Mesenchymal stem cell transplantation for the infarcted heart: therapeutic potential for insulin resistance beyond the heart
1 Department of Biochemistry and Molecular Biology, Faculty of Medicine, University of Calgary, 2500 University Drive N.W., Calgary, AB, Canada, T2N 1N4
2 Mouse Metabolic Phenotyping Center, School of Medicine, Vanderbilt University, Nashville, TN 37240, USA
3 Department of Molecular Physiology and Biophysics, School of Medicine, Vanderbilt University, Nashville, TN 37240, USA
4 Department of Medicine, Division of Cardiovascular Medicine, School of Medicine, Vanderbilt University, Nashville, TN 37232, USA
5 Faculty of Kinesiology, University of Calgary, Calgary, AB, Canada, T2N 1N4
Cardiovascular Diabetology 2013, 12:128 doi:10.1186/1475-2840-12-128Published: 4 September 2013
This study aimed to evaluate the efficacy of mesenchymal stem cell (MSC) transplantation to mitigate abnormalities in cardiac-specific and systemic metabolism mediated by a combination of a myocardial infarction and diet-induced insulin resistance.

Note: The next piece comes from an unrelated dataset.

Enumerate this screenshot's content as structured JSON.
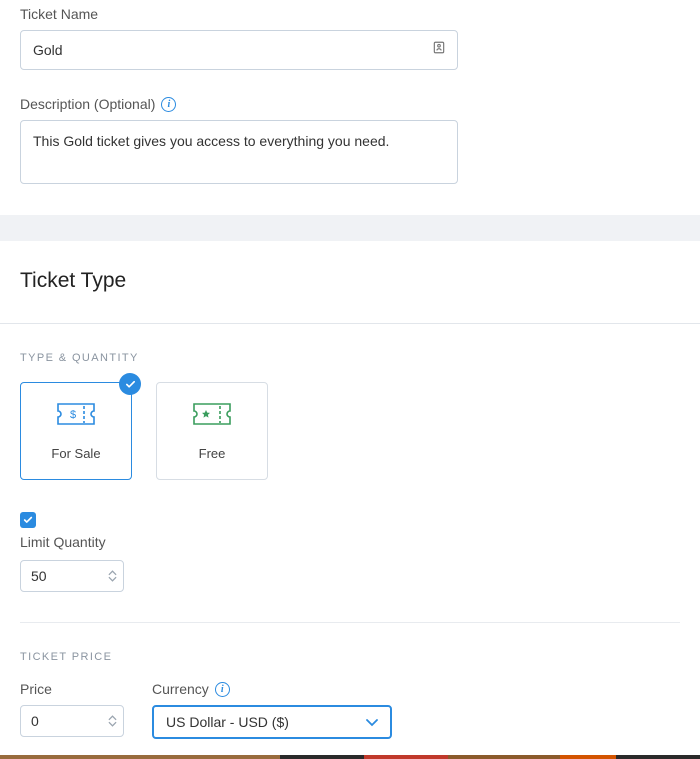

C57BL/6 mice were high-fat fed for eight weeks prior to induction of a myocardial infarction via chronic ligation of the left anterior descending coronary artery. MSCs were administered directly after myocardial infarction induction through a single intramyocardial injection. Echocardiography was performed prior to the myocardial infarction as well as seven and 28 days post-myocardial infarction. Hyperinsulinemic-euglycemic clamps coupled with 2-[14C]deoxyglucose were employed 36 days post-myocardial infarction (13 weeks of high-fat feeding) to assess systemic insulin sensitivity and insulin-mediated, tissue-specific glucose uptake in the conscious, unrestrained mouse. High-resolution respirometry was utilized to evaluate cardiac mitochondrial function in saponin-permeabilized cardiac fibers.
MSC administration minimized the decline in ejection fraction following the myocardial infarction. The greater systolic function in MSC-treated mice was associated with increased in vivo cardiac glucose uptake and enhanced mitochondrial oxidative phosphorylation efficiency. MSC therapy promoted reductions in fasting arterial glucose and fatty acid concentrations. Additionally, glucose uptake in peripheral tissues including skeletal muscle and adipose tissue was elevated in MSC-treated mice. Enhanced glucose uptake in these tissues was associated with improved insulin signalling as assessed by Akt phosphorylation and prevention of a decline in GLUT4 often associated with high-fat feeding.
These studies provide insight into the utility of MSC transplantation as a metabolic therapy that extends beyond the heart exerting beneficial systemic effects on insulin action.